Bien que par définition une norme soit d'application volontaire, il se peut néanmoins qu’une réglementation, par exemple une loi, un arrêté royal, un contrat (par exemple un cahier de charges), … y fasse référence. Dès lors, la norme en question prend un caractère plus contraignant, auquel il n'est possible de déroger. De là toute l'importance pour les acteurs du secteur de la construction de participer au processus de normalisation.

En effet, la participation aux activités des commissions de normalisation permet non seulement de faire valoir son expérience et d'influencer en conséquence le contenu des normes, mais également de se positionner stratégiquement sur le marché économique grâce à la connaissance avancée des nouvelles technologies, des nouvelles méthodes et des nouveaux procédés qui permet d’innover, d’anticiper l’évolution du marché, d’améliorer ses produits, ses procédés de fabrication, … De plus, les commissions de normalisation forment de réelles plateformes de connaissance où de nombreux experts (souvent concurrents) se réunissent pour confronter leurs idées, ce qui permet aux entreprises de prendre connaissance des nouvelles technologies de façon précoce.

Enfin, la participation quasi systématique des commissions aux activités de normalisation européennes et internationales peut également permettre aux acteurs d'acquérir une certaine reconnaissance et de véhiculer leur image de marque au-delà des frontières nationales.

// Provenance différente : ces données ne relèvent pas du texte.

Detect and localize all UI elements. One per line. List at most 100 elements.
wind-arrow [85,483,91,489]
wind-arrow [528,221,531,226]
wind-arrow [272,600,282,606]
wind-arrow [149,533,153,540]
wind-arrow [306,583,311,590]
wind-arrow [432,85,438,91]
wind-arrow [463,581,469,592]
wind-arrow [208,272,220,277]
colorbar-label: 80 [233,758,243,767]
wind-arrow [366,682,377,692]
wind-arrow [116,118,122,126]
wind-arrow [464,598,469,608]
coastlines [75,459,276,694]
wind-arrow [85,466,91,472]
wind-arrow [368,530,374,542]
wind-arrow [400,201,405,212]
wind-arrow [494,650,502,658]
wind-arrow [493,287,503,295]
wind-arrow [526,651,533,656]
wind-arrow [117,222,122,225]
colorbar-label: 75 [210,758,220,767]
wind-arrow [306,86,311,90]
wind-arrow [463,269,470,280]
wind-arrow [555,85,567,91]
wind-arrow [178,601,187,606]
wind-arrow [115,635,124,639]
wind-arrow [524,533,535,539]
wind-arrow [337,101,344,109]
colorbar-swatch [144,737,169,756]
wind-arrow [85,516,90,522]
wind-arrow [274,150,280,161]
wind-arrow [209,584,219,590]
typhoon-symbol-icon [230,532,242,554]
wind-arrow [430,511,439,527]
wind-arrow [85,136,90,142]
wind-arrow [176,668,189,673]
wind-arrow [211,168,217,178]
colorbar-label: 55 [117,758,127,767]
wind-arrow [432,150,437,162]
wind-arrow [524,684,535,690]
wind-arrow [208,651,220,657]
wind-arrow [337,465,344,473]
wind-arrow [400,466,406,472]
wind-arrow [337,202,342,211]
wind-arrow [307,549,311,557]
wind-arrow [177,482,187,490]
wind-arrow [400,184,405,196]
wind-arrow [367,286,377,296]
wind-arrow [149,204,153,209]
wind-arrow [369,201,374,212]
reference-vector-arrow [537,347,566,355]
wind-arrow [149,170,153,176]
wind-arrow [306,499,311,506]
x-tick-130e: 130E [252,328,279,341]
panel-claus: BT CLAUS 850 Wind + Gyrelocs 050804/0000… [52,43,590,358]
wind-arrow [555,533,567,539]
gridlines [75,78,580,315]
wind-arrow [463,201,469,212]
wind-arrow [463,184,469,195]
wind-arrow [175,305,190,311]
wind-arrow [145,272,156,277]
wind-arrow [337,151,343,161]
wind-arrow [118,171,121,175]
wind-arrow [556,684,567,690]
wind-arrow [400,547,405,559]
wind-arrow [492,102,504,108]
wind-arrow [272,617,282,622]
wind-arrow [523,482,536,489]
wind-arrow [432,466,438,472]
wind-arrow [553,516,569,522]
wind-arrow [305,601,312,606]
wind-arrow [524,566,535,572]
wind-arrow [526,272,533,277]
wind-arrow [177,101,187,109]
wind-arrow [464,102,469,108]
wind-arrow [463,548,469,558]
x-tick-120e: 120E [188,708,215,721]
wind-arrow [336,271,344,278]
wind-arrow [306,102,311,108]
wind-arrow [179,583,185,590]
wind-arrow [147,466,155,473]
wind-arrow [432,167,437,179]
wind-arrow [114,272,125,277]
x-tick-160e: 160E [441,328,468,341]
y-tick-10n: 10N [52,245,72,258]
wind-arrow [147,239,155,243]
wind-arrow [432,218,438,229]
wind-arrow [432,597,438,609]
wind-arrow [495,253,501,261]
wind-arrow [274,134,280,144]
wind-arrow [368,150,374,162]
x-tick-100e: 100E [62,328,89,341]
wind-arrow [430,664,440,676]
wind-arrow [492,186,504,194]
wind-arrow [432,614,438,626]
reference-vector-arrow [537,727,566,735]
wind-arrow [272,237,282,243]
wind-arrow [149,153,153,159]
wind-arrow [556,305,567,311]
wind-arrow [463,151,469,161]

Notons également qu’une large part du travail de normalisation sera à l’avenir consacrée au développement des règles relatives aux ouvrages de construction (p.ex. les normes de bonne pratique, …). La participation des divers partenaires belges de la construction (parties tierces, centres de recherche, entrepreneurs, maître d'ouvrage, architecte, bureaux d'ingénierie, fabricants de produits et de matériaux de construction) au processus de normalisation des règles relatives aux ouvrages de construction est donc plus que nécessaire pour que l’approche belge soit prise en considération.